Breaking the First Rule of Publishing
Breaking the First Rule of Publishing
by David Nazarian, Founder/CEO
I can remember the exact moment in time when I learned the first rule of publishing. I was a young editor, fresh out of college – so it probably goes without saying, I was painfully naïve and idealistic. I was in a meeting with the entire editorial department and we were getting bad news from our department’s director. Our budgets had been slashed and as a result we were going to have to, "make sacrifices and change the way we do things." This meant publishing content that had not been fact-checked or copy-edited. Everything would be "spot checked."
Concerns were shared. Complaints were made. Much groaning occurred, although not the level of outrage that I expected. My colleagues—stand-up folks that I highly respected—were not in a state of shock, but I was. At some point, I uttered something to the effect of, “This is an educational publishing company. We make books. How in the world do they expect us to make books under these circumstances?” I really could not believe what was being proposed.
The wise and battle-tested Editorial Director laughed at me and said, “Nazarian, you fool, we’re not here to make books; we’re here to make money.” That, dear reader, is when I learned the first rule of publishing. This statement was not just the utterance of a jilted or beaten-down employee. As my career advanced and I worked for numerous other educational publishing companies, this rule proved to be universal.
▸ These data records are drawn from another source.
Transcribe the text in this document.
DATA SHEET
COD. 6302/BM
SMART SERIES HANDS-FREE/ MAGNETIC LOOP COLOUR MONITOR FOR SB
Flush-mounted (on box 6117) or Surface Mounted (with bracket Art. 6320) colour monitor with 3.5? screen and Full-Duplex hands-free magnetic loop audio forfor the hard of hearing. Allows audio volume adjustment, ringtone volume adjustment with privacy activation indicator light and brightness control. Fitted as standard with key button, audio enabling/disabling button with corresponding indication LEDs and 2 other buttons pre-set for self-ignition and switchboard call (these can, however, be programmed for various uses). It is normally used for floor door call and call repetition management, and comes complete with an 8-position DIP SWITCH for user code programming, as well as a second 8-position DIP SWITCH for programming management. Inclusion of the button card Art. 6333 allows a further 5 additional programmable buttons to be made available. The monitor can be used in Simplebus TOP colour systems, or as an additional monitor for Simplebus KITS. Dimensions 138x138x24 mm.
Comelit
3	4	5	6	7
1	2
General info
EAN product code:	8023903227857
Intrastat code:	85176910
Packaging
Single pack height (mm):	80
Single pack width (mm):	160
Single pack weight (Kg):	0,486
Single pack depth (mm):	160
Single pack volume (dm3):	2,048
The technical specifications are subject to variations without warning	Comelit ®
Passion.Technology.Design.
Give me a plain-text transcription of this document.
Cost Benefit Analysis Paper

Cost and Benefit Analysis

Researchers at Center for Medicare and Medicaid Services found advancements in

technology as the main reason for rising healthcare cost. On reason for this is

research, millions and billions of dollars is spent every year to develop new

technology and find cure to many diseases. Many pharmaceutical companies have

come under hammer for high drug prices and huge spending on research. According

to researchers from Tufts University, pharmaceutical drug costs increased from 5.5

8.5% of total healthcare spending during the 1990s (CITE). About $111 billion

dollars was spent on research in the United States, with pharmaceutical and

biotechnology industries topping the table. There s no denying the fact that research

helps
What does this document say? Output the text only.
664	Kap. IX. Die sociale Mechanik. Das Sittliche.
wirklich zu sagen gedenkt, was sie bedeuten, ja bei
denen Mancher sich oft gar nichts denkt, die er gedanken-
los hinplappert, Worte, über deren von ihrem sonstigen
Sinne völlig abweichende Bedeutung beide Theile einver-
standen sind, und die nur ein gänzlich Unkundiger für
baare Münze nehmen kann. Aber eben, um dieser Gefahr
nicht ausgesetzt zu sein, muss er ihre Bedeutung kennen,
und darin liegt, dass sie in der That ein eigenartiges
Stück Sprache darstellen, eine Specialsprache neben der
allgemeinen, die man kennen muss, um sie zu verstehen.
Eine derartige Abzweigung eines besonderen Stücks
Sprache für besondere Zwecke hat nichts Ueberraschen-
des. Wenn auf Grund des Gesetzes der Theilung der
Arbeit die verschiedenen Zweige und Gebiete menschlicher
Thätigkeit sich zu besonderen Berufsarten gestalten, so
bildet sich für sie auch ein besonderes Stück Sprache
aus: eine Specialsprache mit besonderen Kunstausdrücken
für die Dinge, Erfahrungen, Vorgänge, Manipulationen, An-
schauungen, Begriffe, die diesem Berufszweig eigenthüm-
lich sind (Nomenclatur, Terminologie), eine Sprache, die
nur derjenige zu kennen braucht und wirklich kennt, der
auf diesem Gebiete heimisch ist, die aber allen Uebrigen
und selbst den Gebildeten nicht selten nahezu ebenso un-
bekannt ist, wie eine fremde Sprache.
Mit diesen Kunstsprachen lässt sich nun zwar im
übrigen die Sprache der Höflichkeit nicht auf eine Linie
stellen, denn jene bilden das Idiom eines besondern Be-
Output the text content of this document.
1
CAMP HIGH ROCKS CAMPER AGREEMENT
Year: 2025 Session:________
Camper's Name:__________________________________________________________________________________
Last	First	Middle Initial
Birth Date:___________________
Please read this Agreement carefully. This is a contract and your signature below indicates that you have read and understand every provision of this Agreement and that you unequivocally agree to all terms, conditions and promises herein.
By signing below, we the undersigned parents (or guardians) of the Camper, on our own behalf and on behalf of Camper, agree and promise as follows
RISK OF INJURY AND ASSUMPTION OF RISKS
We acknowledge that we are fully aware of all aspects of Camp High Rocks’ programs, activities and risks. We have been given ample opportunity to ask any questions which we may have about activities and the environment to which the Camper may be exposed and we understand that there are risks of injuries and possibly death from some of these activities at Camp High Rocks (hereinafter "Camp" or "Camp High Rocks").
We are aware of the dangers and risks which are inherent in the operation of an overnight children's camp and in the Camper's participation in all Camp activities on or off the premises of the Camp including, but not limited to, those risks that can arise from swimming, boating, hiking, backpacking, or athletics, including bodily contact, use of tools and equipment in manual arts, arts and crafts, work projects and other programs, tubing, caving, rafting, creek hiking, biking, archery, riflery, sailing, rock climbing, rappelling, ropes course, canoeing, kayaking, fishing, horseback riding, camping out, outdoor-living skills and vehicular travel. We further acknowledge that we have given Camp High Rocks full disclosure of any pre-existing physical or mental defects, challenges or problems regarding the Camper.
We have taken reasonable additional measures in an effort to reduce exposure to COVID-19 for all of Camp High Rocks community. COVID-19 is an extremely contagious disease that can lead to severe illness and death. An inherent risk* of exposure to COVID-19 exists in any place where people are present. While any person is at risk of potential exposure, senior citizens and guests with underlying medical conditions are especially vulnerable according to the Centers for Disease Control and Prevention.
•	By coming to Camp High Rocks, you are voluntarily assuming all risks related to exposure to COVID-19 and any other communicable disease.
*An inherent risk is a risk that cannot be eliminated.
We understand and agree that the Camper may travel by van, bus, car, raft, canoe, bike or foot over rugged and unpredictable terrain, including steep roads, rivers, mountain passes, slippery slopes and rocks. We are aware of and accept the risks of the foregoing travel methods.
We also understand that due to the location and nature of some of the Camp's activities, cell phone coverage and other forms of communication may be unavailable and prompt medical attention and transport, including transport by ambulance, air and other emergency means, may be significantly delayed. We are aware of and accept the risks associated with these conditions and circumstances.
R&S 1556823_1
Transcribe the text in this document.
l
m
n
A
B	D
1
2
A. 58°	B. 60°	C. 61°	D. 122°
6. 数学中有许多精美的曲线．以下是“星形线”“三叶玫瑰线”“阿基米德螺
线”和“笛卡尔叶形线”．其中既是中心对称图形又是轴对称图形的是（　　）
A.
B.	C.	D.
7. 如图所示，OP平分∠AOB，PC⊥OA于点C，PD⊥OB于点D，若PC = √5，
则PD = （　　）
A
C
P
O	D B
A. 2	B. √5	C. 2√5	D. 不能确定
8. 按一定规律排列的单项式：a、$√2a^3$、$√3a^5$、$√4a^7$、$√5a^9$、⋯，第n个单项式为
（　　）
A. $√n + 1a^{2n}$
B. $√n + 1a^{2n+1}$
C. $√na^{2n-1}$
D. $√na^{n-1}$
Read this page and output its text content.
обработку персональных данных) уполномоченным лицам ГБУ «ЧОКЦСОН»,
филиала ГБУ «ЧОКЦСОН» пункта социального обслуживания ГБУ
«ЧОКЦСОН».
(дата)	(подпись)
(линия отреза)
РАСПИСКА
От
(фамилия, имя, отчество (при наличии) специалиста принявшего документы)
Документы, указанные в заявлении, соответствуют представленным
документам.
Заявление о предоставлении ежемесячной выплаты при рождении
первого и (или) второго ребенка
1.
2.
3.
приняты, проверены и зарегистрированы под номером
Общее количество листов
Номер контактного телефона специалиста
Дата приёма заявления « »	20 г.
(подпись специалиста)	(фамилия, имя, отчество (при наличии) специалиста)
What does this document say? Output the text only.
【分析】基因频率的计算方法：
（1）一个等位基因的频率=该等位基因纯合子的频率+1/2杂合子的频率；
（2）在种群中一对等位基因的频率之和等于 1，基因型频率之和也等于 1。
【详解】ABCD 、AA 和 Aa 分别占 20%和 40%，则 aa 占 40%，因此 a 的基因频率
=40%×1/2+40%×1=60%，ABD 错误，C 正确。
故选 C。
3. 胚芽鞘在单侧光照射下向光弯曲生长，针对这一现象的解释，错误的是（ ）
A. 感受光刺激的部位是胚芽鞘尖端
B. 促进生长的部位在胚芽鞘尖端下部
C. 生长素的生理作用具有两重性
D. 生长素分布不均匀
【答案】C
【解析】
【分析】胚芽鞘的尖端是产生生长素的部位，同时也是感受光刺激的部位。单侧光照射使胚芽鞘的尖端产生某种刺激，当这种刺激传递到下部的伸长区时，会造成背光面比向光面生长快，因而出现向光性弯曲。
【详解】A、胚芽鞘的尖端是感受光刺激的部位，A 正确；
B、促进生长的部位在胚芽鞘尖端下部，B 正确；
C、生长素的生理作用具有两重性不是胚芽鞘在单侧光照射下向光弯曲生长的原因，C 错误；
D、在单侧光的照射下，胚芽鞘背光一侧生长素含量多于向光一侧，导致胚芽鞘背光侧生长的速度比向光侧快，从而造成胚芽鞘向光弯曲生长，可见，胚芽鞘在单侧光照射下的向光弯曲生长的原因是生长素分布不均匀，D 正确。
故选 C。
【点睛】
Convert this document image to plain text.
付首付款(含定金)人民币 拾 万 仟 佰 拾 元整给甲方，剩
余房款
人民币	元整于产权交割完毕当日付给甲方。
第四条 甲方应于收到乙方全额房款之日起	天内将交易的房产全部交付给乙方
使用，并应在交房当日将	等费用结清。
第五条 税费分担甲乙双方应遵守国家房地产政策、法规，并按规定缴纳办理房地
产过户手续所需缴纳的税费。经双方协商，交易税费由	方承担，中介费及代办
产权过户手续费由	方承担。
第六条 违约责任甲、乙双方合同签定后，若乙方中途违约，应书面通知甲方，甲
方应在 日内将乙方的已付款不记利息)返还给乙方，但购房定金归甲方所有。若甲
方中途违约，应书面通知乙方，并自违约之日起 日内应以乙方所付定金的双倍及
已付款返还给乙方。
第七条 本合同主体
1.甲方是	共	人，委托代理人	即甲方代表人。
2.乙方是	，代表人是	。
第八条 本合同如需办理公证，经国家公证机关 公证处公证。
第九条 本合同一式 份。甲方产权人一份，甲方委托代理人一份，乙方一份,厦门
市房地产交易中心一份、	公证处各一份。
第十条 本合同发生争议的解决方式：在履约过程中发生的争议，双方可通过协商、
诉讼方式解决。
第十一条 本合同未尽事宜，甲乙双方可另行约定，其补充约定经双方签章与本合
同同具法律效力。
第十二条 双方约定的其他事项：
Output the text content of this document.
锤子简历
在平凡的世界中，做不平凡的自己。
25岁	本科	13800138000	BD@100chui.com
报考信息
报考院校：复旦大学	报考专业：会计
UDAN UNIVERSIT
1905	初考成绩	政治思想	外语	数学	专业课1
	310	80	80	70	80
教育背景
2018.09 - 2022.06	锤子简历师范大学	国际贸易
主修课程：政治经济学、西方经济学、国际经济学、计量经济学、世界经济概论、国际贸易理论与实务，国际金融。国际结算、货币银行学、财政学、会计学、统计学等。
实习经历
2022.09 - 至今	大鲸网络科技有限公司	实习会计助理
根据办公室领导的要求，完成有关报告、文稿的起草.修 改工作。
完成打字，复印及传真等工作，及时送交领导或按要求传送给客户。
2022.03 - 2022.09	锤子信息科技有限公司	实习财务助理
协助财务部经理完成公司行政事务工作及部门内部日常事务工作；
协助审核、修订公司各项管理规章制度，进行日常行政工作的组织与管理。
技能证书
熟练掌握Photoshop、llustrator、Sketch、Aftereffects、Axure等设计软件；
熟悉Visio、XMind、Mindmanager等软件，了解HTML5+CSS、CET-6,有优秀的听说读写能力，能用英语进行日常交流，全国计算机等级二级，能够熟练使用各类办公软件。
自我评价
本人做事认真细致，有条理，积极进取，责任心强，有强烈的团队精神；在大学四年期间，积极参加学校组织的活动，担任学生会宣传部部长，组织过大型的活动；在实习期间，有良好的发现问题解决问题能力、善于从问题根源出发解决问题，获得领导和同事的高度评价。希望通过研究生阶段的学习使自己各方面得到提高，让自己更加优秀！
Minimize cost so you can maximize profit. That applies to… well, every business. It’s the reason why new appliances don’t last as long as they should. It’s the reason why there’s so much high fructose corn syrup in our diet. And I submit that it’s at least part of the reason why the American educational system is slipping.
In my last blog article, I attempted to illustrate how great educational resources get killed in the boardroom. So am I saying here that profit margins kill educational products? No, but only focusing on profit for profits' sake does. When the end results or product contributes to the education of our future leaders, the loss is even greater (and grosser).
Maybe the real issue is the transient nature of business—constant mergers and buy outs set the stage for short-term profit-only goals. But when you make sacrifices to achieve those profits, the customer loses. And when the customer is the American classroom, shouldn’t we try a little harder?
If you want to grow a brand and business long term, offering legitimate value (not just perceived before purchase) is key. Focusing exclusively on profit, cutting off every corner until there is nothing left but marketing copy—it's fool's gold.
Now don't get me wrong. Profits are great. They’re necessary for growth and innovation. I want profits, but I also want to build a business that lasts, not just one that shows a few incredible quarters so I can sell it. My goals are long-term and they are related to my mortgage and my family.
As CEO of Sherpa Learning, my view is this: talking to teachers, getting their input, actually listening to them, responding to their feedback, and following their advice – those things aren’t marketing expenses, they’re investments. A great product means better sales.
As the founder of Sherpa Learning, I’ve come across so many passionate teachers who regularly go above and beyond the call of duty to help their students achieve their full potential. Just take a look at our “A PUSH to Innovate” blog series to see exactly what I mean. What if an educational publisher was able to channel that passion and purpose of those educators directly into a classroom resource, without all the dilution of the typical profit-focused publishing process? That’s basically the Sherpa Learning vision statement in question form.